Moreno’s genuine stage presence was in stark contrast to the contrived bullshit coming from Sotelo. Moreno was smiling and dancing the whole time and truly made an effort to welcome the crowd, asking old and new fans to identify themselves and thanking them all for their support. I do wonder, however, why he wears khaki pants if he’s going to sweat through them all the time. Black is beautiful after all.
The highlights of Deftones’ set for me were, of course, the Diamond Eyes tunes, including the title-track from that record, “Rocket Skates” and “CMND/CTRL” respectively. The dubious stomp of “Diamond Eyes” is perhaps the most recognizable song in the band’s repertoire and it immediately changed the dynamic of the room with moshers stutter-stepping and stumbling to the polyrhythmic thump.

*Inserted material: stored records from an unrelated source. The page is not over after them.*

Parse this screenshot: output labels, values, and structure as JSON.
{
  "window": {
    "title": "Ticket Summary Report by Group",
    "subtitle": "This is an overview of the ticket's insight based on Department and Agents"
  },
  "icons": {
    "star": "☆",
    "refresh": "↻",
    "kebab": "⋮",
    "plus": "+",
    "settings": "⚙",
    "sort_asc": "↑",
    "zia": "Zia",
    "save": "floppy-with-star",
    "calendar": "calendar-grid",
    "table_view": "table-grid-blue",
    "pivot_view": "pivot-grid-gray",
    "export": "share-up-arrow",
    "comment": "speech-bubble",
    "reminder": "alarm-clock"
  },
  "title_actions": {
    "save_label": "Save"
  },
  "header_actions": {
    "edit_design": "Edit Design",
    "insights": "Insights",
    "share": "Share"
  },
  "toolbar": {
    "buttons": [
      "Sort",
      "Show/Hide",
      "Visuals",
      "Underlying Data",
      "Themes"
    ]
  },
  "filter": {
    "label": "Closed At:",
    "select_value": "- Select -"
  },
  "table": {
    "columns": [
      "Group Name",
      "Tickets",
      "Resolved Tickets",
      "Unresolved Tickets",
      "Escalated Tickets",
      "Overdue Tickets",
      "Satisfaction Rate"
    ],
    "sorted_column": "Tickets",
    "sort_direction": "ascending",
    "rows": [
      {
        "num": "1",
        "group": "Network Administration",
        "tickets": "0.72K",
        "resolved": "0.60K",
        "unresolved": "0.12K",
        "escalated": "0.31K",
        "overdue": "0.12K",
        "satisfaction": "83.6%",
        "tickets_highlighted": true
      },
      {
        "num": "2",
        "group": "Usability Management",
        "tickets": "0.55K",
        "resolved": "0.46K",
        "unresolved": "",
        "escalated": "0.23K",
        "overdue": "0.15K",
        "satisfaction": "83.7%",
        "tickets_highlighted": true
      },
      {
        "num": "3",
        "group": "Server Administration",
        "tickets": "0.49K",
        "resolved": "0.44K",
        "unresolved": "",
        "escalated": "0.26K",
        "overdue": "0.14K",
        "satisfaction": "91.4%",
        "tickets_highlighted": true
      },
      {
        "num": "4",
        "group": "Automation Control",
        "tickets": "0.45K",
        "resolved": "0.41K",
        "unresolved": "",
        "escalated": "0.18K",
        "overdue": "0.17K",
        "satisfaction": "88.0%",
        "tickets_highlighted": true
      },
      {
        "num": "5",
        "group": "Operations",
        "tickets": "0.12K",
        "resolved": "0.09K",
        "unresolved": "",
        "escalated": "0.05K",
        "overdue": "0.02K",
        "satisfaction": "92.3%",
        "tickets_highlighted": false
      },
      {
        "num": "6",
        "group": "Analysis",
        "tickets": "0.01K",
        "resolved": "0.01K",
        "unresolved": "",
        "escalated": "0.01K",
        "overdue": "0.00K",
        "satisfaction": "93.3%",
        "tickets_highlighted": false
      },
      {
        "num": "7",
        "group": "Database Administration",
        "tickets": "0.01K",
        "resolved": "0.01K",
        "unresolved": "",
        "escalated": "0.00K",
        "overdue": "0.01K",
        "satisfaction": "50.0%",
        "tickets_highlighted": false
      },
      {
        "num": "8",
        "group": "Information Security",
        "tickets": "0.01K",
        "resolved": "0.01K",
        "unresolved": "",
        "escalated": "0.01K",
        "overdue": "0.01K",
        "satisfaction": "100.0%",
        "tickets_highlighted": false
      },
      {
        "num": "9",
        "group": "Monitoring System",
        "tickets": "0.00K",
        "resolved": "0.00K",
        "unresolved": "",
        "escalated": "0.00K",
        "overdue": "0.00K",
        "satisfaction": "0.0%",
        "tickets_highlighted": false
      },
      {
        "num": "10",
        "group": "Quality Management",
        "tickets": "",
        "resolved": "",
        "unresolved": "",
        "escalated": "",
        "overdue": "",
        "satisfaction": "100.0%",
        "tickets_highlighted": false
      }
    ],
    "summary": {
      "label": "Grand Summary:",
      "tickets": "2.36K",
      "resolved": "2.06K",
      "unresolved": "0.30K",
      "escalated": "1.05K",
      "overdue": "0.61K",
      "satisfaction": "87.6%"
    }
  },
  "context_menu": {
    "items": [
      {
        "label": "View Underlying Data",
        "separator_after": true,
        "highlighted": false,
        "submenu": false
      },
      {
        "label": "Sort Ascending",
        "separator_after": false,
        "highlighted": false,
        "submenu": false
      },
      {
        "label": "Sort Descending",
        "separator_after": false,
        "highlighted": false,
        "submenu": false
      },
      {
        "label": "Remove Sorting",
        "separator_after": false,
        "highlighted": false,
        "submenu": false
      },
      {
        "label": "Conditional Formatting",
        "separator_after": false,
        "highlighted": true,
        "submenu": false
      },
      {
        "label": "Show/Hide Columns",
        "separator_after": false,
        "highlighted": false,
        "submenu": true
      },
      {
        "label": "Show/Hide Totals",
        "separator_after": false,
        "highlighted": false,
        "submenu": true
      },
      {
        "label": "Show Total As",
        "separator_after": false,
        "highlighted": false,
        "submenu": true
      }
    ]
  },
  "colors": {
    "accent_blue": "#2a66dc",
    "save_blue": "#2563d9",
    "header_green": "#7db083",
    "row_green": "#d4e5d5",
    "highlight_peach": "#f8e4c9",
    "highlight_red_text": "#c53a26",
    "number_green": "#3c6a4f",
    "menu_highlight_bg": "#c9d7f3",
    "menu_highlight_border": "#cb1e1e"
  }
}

“Passenger” came later in the set and I realized it was the first time I’ve heard that song with Moreno singing Maynard James Keenan’s parts. Moreno seemed to affect Keenan’s deliberate enunciation where possible en route to effectively staying true to the recorded version. “7 Words” closed the set with energy equal to that of all previous songs, and the crowd responded in kind, then waited patiently for the encore.
Deftones could have played for another hour and the crowd would have left with the same level of energy they had when the band first took the stage. Between the awesome light show, great setlist and the passionate performance, they showed me why they are so loved by their fans. But most importantly, they showed that the feeling is mutual.